Face à l'homogénéisation culturelle, la biennale de Lagos a ainsi représenté un effort collectif de solidarité et de résistance. Dans ce contexte, Em’kal Eyongakpa a dévoilé une installation multisensorielle immersive, composée de boîtes d’œufs et animée d’une série de sculptures cinétiques et de paysages sonores activés en direct. L'installation aux allures de grotte évoquait les notions de déplacement et de résistance des populations, avec les camps de réfugiés de l'État nigérian de Cross River pour toile de fond.

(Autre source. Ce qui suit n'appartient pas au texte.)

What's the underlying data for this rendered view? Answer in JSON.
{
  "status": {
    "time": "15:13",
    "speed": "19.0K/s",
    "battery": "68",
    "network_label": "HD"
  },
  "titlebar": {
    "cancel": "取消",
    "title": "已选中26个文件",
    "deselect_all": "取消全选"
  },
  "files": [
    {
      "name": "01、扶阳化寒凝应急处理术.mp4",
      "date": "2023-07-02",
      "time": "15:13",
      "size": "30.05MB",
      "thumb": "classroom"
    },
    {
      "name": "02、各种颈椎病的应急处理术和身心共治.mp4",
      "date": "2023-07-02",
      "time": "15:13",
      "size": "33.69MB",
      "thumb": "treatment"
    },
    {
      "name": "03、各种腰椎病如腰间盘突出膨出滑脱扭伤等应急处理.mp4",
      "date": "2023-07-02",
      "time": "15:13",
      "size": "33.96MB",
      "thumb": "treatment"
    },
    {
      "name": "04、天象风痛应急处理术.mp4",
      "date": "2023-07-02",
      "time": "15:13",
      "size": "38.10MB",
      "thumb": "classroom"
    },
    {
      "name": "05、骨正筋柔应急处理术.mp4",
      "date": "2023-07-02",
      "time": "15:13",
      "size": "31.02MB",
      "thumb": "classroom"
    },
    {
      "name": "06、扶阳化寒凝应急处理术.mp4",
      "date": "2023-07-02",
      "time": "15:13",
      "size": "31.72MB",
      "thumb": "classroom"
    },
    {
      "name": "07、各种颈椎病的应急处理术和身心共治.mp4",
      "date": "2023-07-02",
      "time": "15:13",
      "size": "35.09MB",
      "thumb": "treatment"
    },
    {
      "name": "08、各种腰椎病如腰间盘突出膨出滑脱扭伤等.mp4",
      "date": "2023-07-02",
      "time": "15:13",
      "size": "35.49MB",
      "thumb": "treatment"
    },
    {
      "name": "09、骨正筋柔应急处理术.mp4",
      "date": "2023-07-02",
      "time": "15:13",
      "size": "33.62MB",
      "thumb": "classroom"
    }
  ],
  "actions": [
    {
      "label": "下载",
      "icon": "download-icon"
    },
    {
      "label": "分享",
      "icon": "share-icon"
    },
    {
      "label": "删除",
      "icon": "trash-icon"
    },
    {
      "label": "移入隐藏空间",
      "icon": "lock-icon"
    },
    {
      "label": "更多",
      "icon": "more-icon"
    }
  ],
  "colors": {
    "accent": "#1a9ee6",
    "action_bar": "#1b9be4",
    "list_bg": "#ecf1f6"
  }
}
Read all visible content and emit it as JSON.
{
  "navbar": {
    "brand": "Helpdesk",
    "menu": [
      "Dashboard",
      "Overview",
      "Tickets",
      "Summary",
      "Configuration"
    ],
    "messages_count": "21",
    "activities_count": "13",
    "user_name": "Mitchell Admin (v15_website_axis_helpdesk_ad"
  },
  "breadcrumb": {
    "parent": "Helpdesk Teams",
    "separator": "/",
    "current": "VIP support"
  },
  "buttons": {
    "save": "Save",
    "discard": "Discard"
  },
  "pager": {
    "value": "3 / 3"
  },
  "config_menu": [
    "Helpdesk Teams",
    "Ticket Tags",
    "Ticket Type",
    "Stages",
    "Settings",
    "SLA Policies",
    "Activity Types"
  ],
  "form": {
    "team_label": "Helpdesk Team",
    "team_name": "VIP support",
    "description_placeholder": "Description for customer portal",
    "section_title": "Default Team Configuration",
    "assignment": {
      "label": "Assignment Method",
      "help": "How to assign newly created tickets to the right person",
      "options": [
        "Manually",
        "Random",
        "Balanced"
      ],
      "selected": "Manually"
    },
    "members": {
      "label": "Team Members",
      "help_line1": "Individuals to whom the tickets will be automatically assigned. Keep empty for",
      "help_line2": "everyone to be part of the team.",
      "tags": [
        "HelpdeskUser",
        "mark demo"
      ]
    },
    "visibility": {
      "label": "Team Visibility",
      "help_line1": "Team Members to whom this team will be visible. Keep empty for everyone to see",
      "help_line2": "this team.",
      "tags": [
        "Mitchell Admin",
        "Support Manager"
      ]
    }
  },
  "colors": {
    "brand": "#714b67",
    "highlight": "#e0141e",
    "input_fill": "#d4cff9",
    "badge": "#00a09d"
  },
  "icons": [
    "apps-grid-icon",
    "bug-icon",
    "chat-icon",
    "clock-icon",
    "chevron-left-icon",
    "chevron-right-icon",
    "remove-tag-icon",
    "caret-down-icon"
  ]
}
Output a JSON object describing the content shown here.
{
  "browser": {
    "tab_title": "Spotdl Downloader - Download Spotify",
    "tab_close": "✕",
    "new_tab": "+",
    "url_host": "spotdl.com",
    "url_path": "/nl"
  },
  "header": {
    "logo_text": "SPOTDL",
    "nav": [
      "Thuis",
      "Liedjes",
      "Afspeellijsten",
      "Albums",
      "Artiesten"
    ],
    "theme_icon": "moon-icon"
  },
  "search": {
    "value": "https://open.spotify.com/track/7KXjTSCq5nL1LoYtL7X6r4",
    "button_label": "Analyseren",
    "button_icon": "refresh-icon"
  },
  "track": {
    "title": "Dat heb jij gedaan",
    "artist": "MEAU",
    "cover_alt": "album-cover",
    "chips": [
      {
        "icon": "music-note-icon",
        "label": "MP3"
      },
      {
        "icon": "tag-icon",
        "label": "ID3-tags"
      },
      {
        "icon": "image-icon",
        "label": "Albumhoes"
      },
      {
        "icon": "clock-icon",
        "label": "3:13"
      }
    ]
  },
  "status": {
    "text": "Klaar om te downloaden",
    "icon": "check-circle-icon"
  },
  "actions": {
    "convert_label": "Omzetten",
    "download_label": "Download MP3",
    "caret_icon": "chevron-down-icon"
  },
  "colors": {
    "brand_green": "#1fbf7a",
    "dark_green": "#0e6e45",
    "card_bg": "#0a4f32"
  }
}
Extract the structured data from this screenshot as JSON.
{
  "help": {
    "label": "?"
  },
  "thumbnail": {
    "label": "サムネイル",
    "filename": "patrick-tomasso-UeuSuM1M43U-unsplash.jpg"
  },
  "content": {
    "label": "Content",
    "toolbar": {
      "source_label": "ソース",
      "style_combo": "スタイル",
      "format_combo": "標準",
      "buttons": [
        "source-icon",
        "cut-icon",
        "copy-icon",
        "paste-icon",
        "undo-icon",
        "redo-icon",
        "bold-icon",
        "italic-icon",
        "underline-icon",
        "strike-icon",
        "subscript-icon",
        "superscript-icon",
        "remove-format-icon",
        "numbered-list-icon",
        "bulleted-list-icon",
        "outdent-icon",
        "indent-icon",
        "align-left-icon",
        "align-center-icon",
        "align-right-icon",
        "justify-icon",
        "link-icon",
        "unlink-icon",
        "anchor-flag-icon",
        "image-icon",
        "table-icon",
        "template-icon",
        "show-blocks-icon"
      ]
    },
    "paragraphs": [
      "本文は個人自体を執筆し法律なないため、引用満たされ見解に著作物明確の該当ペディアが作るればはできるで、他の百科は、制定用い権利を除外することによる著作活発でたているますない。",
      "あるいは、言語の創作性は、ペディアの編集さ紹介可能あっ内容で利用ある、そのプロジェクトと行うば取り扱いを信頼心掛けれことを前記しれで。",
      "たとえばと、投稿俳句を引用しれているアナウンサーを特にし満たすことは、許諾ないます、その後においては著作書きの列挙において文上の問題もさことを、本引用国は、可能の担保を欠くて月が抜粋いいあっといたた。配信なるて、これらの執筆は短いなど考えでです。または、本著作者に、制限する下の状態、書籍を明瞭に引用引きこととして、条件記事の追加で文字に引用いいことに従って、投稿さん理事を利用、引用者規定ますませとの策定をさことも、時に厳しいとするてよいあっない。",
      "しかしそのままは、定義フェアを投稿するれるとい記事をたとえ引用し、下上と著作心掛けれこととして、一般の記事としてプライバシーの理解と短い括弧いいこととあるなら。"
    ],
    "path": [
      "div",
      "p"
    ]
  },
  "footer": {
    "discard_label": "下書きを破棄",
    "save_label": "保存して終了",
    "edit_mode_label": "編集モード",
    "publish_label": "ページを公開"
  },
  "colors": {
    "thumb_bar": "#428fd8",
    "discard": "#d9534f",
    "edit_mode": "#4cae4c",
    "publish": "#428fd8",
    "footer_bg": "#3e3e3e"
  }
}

Parallèlement, l'installation textile collaborative signée Martinka Bobrikova, Oscar de Carmen, María Alejandra Gatti et Anto Lloveras interrogeait la gestion des déchets liés à l’industrie du vêtement. Soulignant l'interconnexion des économies mondiales et les préoccupations environnementales, cette pièce collective a été produite avec des textiles de seconde main du marché de Katangwa, à Lagos. L'installation a pris la forme d'une tente déployée aux portes de la place Tafawa Balewa, les visiteurs étant invités à participer à sa confection.

Culture d'expérimentation

La biennale de Lagos a également engagé le public à réfléchir sur la manière dont l'art peut activer les espaces publics, à travers des projets hors-les-murs et des œuvres de commande questionnant le fait religieux ou la spiritualité. L’installation multimédia Miracle Central de Victor Ehikhamenor a ainsi permis de réimaginer le site principal de la biennale comme un espace liminal où se côtoient le spirituel et le banal. Une installation comme un jeu sur la nature polyvalente de l’espace de la biennale, qui fut autant celui des révolutions, à l'occasion de grands événements nationaux, que celui du surnaturel, pour l'évangélisme pentecôtiste pratiqué lors de rassemblements de musique chrétienne. Au-delà de la place Tafawa Balewa, Uthman Wahaab a quant à lui transformé la galerie du musée national du Nigeria en un lieu protéiforme de guérison et de méditation. Le projet, résultat de l'observation à long terme de la pratique du soufisme dans la famille de l’artiste, est une interprétation artistique du concept islamique de khalwa (retraite intérieure, ndlr).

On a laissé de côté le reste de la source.